Our home was built in 1957. We have had problems for years with having a wet drain field and keep having our septic pumped. Today (of course my husband is away), I have done a couple of loads of laundry and the water has now pushed into the shower in the laundry room. It looks like it is from the sewer because there is toilet paper with it. We just had our septic pumped last year and 2 years before that. Having a new drain field put in is going to be very expensive and I have been looking online for what to do that we can afford, and have come across septic aerator systems.

Can we put this in with our older septic system?

Another question I have is that people are saying they have two tanks; I think we only have one tank. Is this what was done years ago?

  • As a tangent, do you filter the lint from your laundry drain? It can clog drain fields.
    – Edwin
    Dec 15, 2013 at 8:03
  • I would consider adding to and /or replacing your field tiles . A friend did that and found a beer can ( put in at construction) was the problem . Jul 6, 2017 at 15:44

2 Answers 2


The airated water treatment systems (AWTS) are a two tank system usually new ones have a inner and outer tank in the same unit. It is possible to buy a two tank seperate system and you could use your old septic tank as the first tank then run the outlet into the awts unit. http://econocycle.com.au/index.php?option=com_content&view=category&layout=blog&id=7&Itemid=13. an example of a two tank system is on this page.

Although all of this is possible if your dispersal field has failed it will still need replacing as this system only Improves the quality of effluent leaving the tank. The other option may be to connect to the council sewer if it is now available in your area? you can run the sewerage straight to sewerif avalible or install a maceration pumpIin your septic and pump upto the sewer if it is nearby but you are unable to get fall.

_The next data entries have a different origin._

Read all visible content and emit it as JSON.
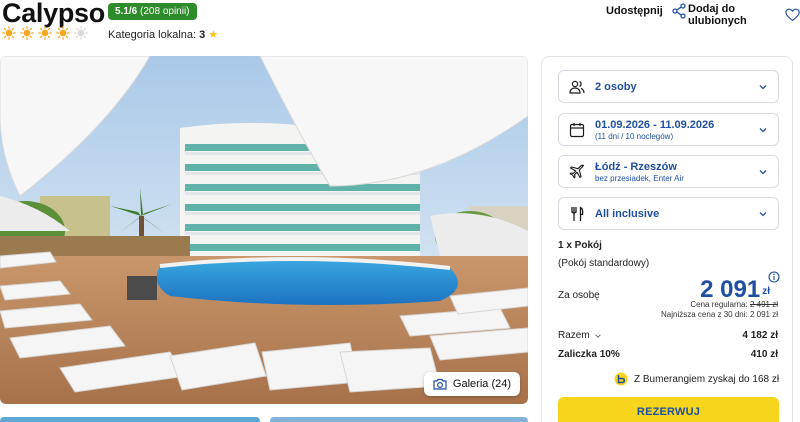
{
  "hotel": {
    "name": "Calypso",
    "rating": "5.1/6",
    "reviews": "(208 opinii)",
    "sun_rating": 4.5,
    "local_category_label": "Kategoria lokalna:",
    "local_category_value": "3"
  },
  "actions": {
    "share_label": "Udostępnij",
    "favorite_label": "Dodaj do ulubionych"
  },
  "gallery": {
    "label": "Galeria (24)"
  },
  "booking": {
    "guests": "2 osoby",
    "dates": "01.09.2026 - 11.09.2026",
    "dates_sub": "(11 dni / 10 noclegów)",
    "route": "Łódź - Rzeszów",
    "route_sub": "bez przesiadek, Enter Air",
    "board": "All inclusive",
    "room_count": "1 x Pokój",
    "room_type": "(Pokój standardowy)",
    "per_person_label": "Za osobę",
    "price": "2 091",
    "currency": "zł",
    "regular_price_label": "Cena regularna:",
    "regular_price": "2 491 zł",
    "lowest_price_text": "Najniższa cena z 30 dni: 2 091 zł",
    "total_label": "Razem",
    "total_value": "4 182 zł",
    "deposit_label": "Zaliczka 10%",
    "deposit_value": "410 zł",
    "bumerang_text": "Z Bumerangiem zyskaj do 168 zł",
    "reserve_label": "REZERWUJ"
  },
  "colors": {
    "accent_blue": "#1f4fa3",
    "rating_green": "#2e8b2a",
    "reserve_yellow": "#f7d51d",
    "sun_orange": "#f5a623"
  }
}
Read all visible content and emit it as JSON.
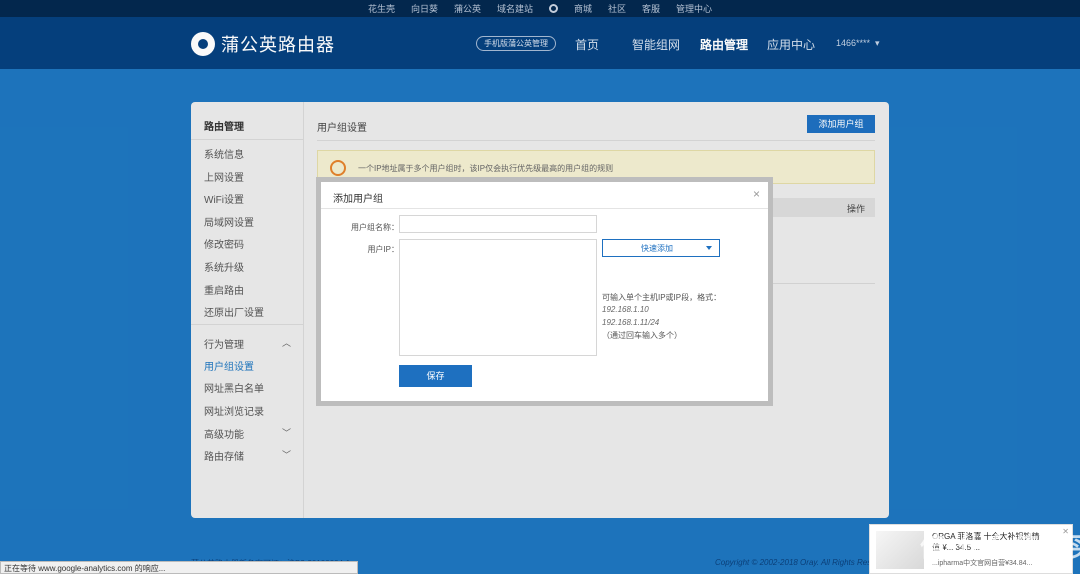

  • We live in a rural area and don't have public sewer. Thank you for your help. Much appreciated!
    – user13082
    May 19, 2013 at 3:57
  • in that case I would recommend just keeping the septic and replacing the field- it doesnt have to be overly expensive but there are a number of options that will make the price vary quite substantially. eg get a few quote or diy if you can get away with in your council area
    – UNECS
    May 19, 2013 at 4:08
  • 2
    A Klargester biodisc (no affiliation, but a satisfied user for 10 years) produces effluent that doesn't need a dispersal field - it can just drain to a ditch. Jul 16, 2018 at 16:05

9 years the later, hoping your problem has been resolved. As I saw the 2013 date after I formulated a response, I decided to practice stating it anyways.Sewage backup can be most upsetting. Here are opinions of mine.

When sewage comes up out of your shower means that there is a complete blockage as the raw sewage has no where to go. It could have been leaking up through the dirt covering your stone trenches, creating a foul smelling wet area. It could have leaked up out of your small concrete box called a distribution box. This box is below the septic tank and used if you have more than one trench. It could have leaked up out of your septic tank, from the cover they open up to pump it out. Lastly, it was coming up out of your shower drain. Yes, your leach field trenches (aka. Septic field, Aerobic Field, Septic Bed, ...) may be at fault. Is that area soggy and wet? Possibly it may be usefull to have a septic contractor, a person with a back hoe, see if the trenches are flooded first, then check the piping to them, then to the septic tank. Yes, a new field can be a great cost, if a different reason can be found and fixed, the day might be saved. Also, as a note, removal of tree roots in sewer lines can be fixed cheaper than an entirely new trench. A last note people get scared when they see the septic tank is full of liquid, it should be, by design, it holds liquid so it can digest, settle out and then flow out.

Septic tanks have the purpose of retaining settalable solids. The solids accumulate at the bottom of the septic tank. Through anaerobic action (no oxygen) they decay, bacteria eats solids away, they get smaller. As those decay at the bottom the water/liquids above settle out. Septic tanks have an outlet that is several inches lower than the inlet. Septic tanks once filled, first time uses, stay full always until pumped out. Pumping them out ensures that the thickness of collected and decayed solids doesn't reach a depth which would allow raw solids to flow out the outlet. Flow out the outlet should be limited to settled water/liquids referred to as effluent. Effluent is considered as a Secondary waste, a waste which can be further treated by passage downward though a few feet of drier soil. This effluent needs to be adequately spread out over many square feet of earth which can absorb this effluent that flows out, while not saturating, ponding, that area. Long trenches were designed to help get the area needed for the amount of water a home uses. Pipes with holes help spread the water down the trench(es) and the trenches are filled with stones to help water/effluent spread out.

Septic Fields were first standardized for use cica 1960s. Part of the early Clean Water regulations. At that time, their adoption included the consensus that it would be about 30-Years time until all residences would be serviced by Municipal Sewerage Collection and Treatment systems, replacing use of all septic field systems.